Bad news, BlackBerry: UK user base will fall below that of Windows Phone this ...

BlackBerry's Z10 met indifferent buyer reactions - and now the company's strong position in the UK is being eroded. Photograph: Nathan Denette/AP


BlackBerry's UK user base will fall below that of Windows Phone this year, ending its position as a stronghold for the brand in Europe, according to new data from research group eMarketer.


From a position at the end of 2013 where BlackBerry had 3.6m UK users, against 1.9m for Windows Phone and legacy Windows Mobile users, by the end of this year Blackberry will have 2.4m users - against 2.7m for Microsoft's platform, eMarketer says.


By contrast Android phone use will have gone from 16.5m to 19.3m in the same time, and Apple's iPhone from 9.6m to 11.1m, eMarketer says. Between them, Android phones and iPhones will have 53% and 30.5% of the smartphone market by the end of 2015, eMarketer says - and forecasts that will grow to 54% and 31.5% respectively by the end of 2015.


By then BlackBerry's installed base is forecast to have fallen to just 1.4m consumers, eMarketer says.


The decline is a blow for BlackBerry, for which the UK was once a key market. It depends for the majority of its revenues on handset sales - which have crashed from a quarterly high of nearly 15m at the end of 2010 to only 1.6m in its most recent financial quarter.


But the news is encouraging for Microsoft, which has been trying to catch up with the growth of Apple's iPhone and Google's Android since launching Windows Phone in 2010.


'The demise of BlackBerry has long been documented, but these numbers highlight just how far it has fallen from grace,' said Bill Fisher, UK analyst at eMarketer. 'Android and iOS are clearly dominant, but while Microsoft is making significant effort to grow its presence by buying Nokia's mobile phone unit and recently partnering with HTC to offer a Windows-based version of the flagship HTC One M8, BlackBerry appears to have been treading water.'


eMarketer estimates for UK smartphone installed base by platform 2013-2015. Photograph: /eMarketer


Amid thumping losses and buyer indifference to its new BB10 handsets, BlackBerry ousted its previous chief executive Thorsten Heins in September 2013, and replaced him with outsider John Chen, who was given a mission to turn the loss-making smartphone company around.

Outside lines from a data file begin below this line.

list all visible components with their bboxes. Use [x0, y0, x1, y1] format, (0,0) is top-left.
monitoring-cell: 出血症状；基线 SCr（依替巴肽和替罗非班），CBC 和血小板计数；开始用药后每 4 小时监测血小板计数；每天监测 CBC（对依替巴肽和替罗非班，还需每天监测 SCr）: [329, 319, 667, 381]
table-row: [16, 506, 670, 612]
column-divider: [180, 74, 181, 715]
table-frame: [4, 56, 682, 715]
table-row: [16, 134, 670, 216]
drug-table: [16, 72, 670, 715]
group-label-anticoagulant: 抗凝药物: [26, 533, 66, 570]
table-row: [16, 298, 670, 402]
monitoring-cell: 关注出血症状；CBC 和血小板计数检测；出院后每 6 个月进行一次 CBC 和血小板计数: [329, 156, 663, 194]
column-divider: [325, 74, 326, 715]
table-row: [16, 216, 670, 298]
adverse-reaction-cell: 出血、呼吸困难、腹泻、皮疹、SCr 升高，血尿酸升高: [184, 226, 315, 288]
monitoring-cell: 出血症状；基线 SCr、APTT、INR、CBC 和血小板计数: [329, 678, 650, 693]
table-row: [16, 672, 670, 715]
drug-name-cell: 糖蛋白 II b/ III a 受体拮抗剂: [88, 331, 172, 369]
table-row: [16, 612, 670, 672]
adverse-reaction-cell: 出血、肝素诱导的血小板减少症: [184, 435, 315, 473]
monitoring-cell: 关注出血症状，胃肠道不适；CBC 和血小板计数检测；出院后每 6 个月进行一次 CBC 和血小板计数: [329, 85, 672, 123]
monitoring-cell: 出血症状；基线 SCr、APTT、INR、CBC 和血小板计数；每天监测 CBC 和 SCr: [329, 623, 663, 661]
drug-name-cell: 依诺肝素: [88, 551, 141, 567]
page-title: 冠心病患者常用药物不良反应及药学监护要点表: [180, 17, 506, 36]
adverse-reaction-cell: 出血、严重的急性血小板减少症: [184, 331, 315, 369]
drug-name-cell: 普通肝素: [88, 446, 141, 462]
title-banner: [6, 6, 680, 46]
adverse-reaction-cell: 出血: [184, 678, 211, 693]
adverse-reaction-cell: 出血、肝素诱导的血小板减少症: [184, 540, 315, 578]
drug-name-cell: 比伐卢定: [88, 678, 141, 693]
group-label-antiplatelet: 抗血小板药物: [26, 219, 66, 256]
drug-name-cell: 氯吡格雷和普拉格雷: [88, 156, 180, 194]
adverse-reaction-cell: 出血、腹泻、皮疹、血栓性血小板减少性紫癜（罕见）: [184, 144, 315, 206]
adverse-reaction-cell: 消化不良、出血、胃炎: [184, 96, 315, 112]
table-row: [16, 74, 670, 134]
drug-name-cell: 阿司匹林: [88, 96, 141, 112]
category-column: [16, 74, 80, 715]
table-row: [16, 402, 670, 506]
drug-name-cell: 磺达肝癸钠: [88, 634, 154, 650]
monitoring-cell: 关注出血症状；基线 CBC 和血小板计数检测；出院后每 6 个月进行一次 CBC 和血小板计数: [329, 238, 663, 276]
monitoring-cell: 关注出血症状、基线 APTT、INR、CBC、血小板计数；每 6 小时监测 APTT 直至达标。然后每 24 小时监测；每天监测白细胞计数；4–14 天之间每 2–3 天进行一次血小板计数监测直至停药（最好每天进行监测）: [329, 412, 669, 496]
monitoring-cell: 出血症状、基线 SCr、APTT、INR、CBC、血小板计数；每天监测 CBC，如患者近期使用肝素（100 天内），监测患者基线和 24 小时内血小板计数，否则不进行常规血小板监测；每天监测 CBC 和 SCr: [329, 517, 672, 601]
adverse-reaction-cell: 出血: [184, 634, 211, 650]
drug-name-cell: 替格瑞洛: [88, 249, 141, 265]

Chen has cut jobs and focussed the company on its 'core competency' of secure messaging for businesses and governments - leading to the claim today by David Cameron that he relies on his BlackBerry to run the country remotely.


But it seems that will not reverse BlackBerry's slide among consumers, even as usage of smartphones grows.


Windows Phone will have a 7.5% share of the UK installed base by the end of 2014, and 9% - or 3.5m users - by the end of 2015, the company says.


That still leaves Windows Phone some distance behind the iPhone, forecasts to have 12.4m users then, and Android phones overall, expected to have 21.3m users.


Following a dramatic rise in smartphone penetration during 2013 to reach 64.3% of all mobile phone users, and 51.6% of all the population, eMarketer says that by the end of 2014 smartphone ownership will hit 69.5% of mobile phone users, and 56.1% of the population.


But it forecasts a slowdown by the end of 2018, with user numbers growing that year by only 3.4% to around 46.4m, by which time 84.8% of mobile phone users will have one.


Nokia's discontinued Symbian still has faithful users, according to the study, which reckons there were 1m users at the end of 2014 and will still be 0.5m at the end of this year. The last Symbian phone was released in 2012, but data from Kantar, another research company, shows that Symbian ownership in the UK peaked in September 2010 at around 7m users, or 37% of smartphone owners at the time.